Amanda Duffy, Chair Awards Judging Panel
For the past few years the Information Services Group Reference Awards have included a special award relating to a particular subject. The criteria for this award are slightly different; the period covered is works produced in the previous four years; nominations can be for a particular book or website, a series of books covering the subject, or an individual author or publisher.
For 2014 we chose, perhaps not very originally, military history as our subject and the dates in question are 2010 to 2013.
We had a very interesting selection of books and websites to choose from. Some of the titles, unfortunately, could not be classified as reference works and so were discarded. But there was plenty of variety from the remaining titles.
Once again we have a Winner, Highly Commended and Commended.
Our WINNER is an enormously impressive on-line guide to the many, many resources available to the interested amateur, the genealogist and the military historian for the 1914-18 War.
The Long, Long Trail: the British Army in the Great War of 1914-1918 – www.1914-1918.net – is a free gateway site to on-line and print resources. A site about the soldiers, units, regiments and battles of the British Army of the First World War.
The overall design of the website is extremely clear and well set out; it is easy to find your way round – and wander off into byways as the interest takes you. There are sections on how to research a soldier, the army of 1914-18 (the regiments and corps, the order of battle, how the army worked and statistics on size of regiments, casualties, etc.), then there are descriptions of battles and engagements and the battlefields themselves.
There is an comprehensive array of regimental and battle histories, plus information on tactics, training and day-to-day operations. There are many historic and modern photographs, maps and diagrams of battle sites, and examples of military paperwork (such as discharge papers). These are all scrupulously labeled and explained, as well as being very clearly reproduced.
The site is being continuously updated and expanded. An impressive and growing section is a gazetteer of the Western Front where pages give location and historical background on sites in France and Flanders.
Another interesting section is about visiting areas of the Western Front giving specific information on how to get there, where to stay, local amenities and the sites to see.
I could go on, we certainly were extremely impressed and fascinated by the amount of information available, its clarity and ease of use. This is, in our opinion, the major point of contact for information on the Great War.
The Winner of the Information Services Group Reference Special Subject Award for 2014 is The Long, Long Trail owned, designed, built and written by Chris Baker.
In 2012 our special subject was information for genealogists and the winning title was War Graves Photographic Project. So popular has this project been that is now works in conjunction with the Commonwealth War Graves Commission, and it is the Commission that was amongst the sites nominated for 2014.

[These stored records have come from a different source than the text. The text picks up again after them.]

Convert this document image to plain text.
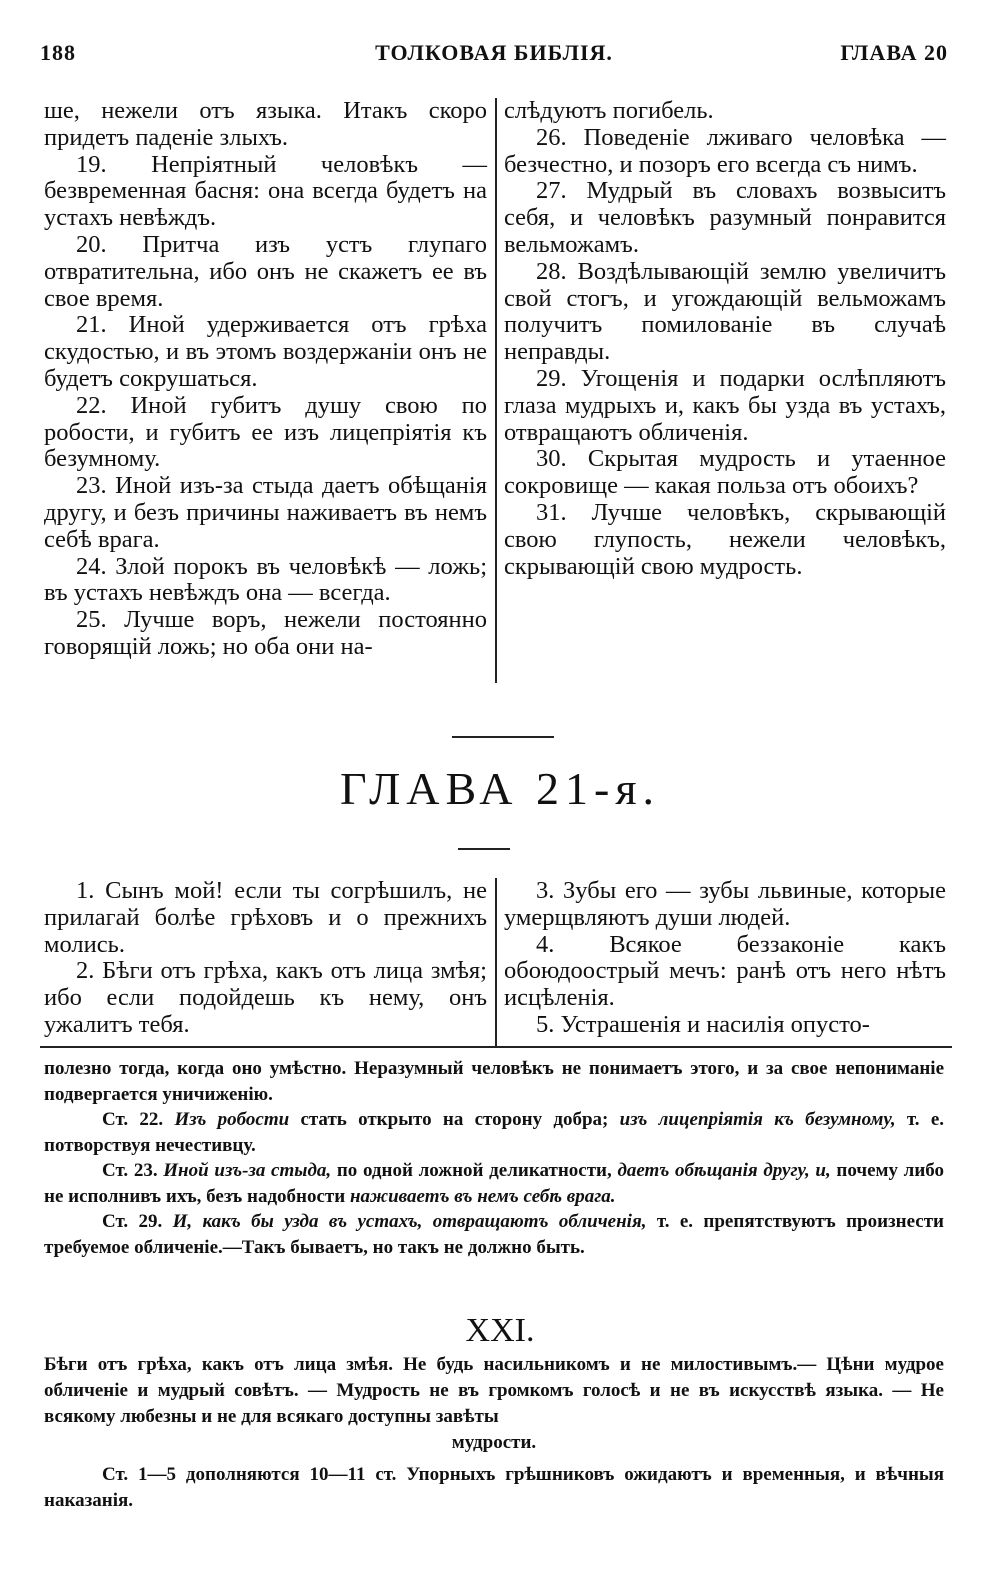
188	ТОЛКОВАЯ БИБЛІЯ.	ГЛАВА 20

ше, нежели отъ языка. Итакъ скоро придетъ паденіе злыхъ.

19. Непріятный человѣкъ — безвременная басня: она всегда будетъ на устахъ невѣждъ.

20. Притча изъ устъ глупаго отвратительна, ибо онъ не скажетъ ее въ свое время.

21. Иной удерживается отъ грѣха скудостью, и въ этомъ воздержаніи онъ не будетъ сокрушаться.

22. Иной губитъ душу свою по робости, и губитъ ее изъ лицепріятія къ безумному.

23. Иной изъ-за стыда даетъ обѣщанія другу, и безъ причины наживаетъ въ немъ себѣ врага.

24. Злой порокъ въ человѣкѣ — ложь; въ устахъ невѣждъ она — всегда.

25. Лучше воръ, нежели постоянно говорящій ложь; но оба они на-

слѣдуютъ погибель.

26. Поведеніе лживаго человѣка — безчестно, и позоръ его всегда съ нимъ.

27. Мудрый въ словахъ возвыситъ себя, и человѣкъ разумный понравится вельможамъ.

28. Воздѣлывающій землю увеличитъ свой стогъ, и угождающій вельможамъ получитъ помилованіе въ случаѣ неправды.

29. Угощенія и подарки ослѣпляютъ глаза мудрыхъ и, какъ бы узда въ устахъ, отвращаютъ обличенія.

30. Скрытая мудрость и утаенное сокровище — какая польза отъ обоихъ?

31. Лучше человѣкъ, скрывающій свою глупость, нежели человѣкъ, скрывающій свою мудрость.

ГЛАВА 21-я.

1. Сынъ мой! если ты согрѣшилъ, не прилагай болѣе грѣховъ и о прежнихъ молись.

2. Бѣги отъ грѣха, какъ отъ лица змѣя; ибо если подойдешь къ нему, онъ ужалитъ тебя.

3. Зубы его — зубы львиные, которые умерщвляютъ души людей.

4. Всякое беззаконіе какъ обоюдоострый мечъ: ранѣ отъ него нѣтъ исцѣленія.

5. Устрашенія и насилія опусто-

полезно тогда, когда оно умѣстно. Неразумный человѣкъ не понимаетъ этого, и за свое непониманіе подвергается уничиженію.

Ст. 22. Изъ робости стать открыто на сторону добра; изъ лицепріятія къ безумному, т. е. потворствуя нечестивцу.

Ст. 23. Иной изъ-за стыда, по одной ложной деликатности, даетъ обѣщанія другу, и, почему либо не исполнивъ ихъ, безъ надобности наживаетъ въ немъ себѣ врага.

Ст. 29. И, какъ бы узда въ устахъ, отвращаютъ обличенія, т. е. препятствуютъ произнести требуемое обличеніе.—Такъ бываетъ, но такъ не должно быть.

XXI.

Бѣги отъ грѣха, какъ отъ лица змѣя. Не будь насильникомъ и не милостивымъ.— Цѣни мудрое обличеніе и мудрый совѣтъ. — Мудрость не въ громкомъ голосѣ и не въ искусствѣ языка. — Не всякому любезны и не для всякаго доступны завѣты

мудрости.

Ст. 1—5 дополняются 10—11 ст. Упорныхъ грѣшниковъ ожидаютъ и временныя, и вѣчныя наказанія.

We spent a long time looking at the Commission’s website which has recently been revamped to allow in-depth searching for individuals by country, cemetery, name, force and 1st and 2nd World Wars. What you are searching is 1.7 million cemetery and memorial records from throughout the world. There are advanced search facilities to help the enquirer narrow down the results. Our only criticism of this impressive site containing such an enormous amount of information was that the search mechanisms were not intuitive, it was slightly cumbersome in the initial stages of the search. Once you have got beyond this, you are able to delve down to individuals, their records and place of burial or memorial and, linking in with the Photographic Project, a photograph of that grave or memorial.
The Commonwealth War Graves Commission website is the winner of our Highly Commended Award in the Information Services Group Special Award for 2014.
Military Sun Helmets of the World covers sun helmets from the Indian Mutiny to the present day, including not only the British army, but also European ‘colonial’ helmets of the French, German and Italian armies, plus America and Asia (specifically Japan and Vietnam).
This is an obscure subject with a limited market but the book is extremely well done and is an attractive publication. Every item described is described in detail and illustrated. The 200 plus illustrations, many of them in colour, are of a good size; there are also period photographs to place the helmets in context. The arrangement is straight geographical, possibly the best and only approach.
The book has a handsome appearance and is an excellent example to how to make a little-known subject interesting and appealing. There is an accompanying website – MilitarySunHelmets. com – for readers to keep up-to-date.
Therefore Sun Helmets of the World by Peter Suciu and Stuart Bates, published by Naval and Military Press at £35 is Commended in the Information Services Group Special Award 2014.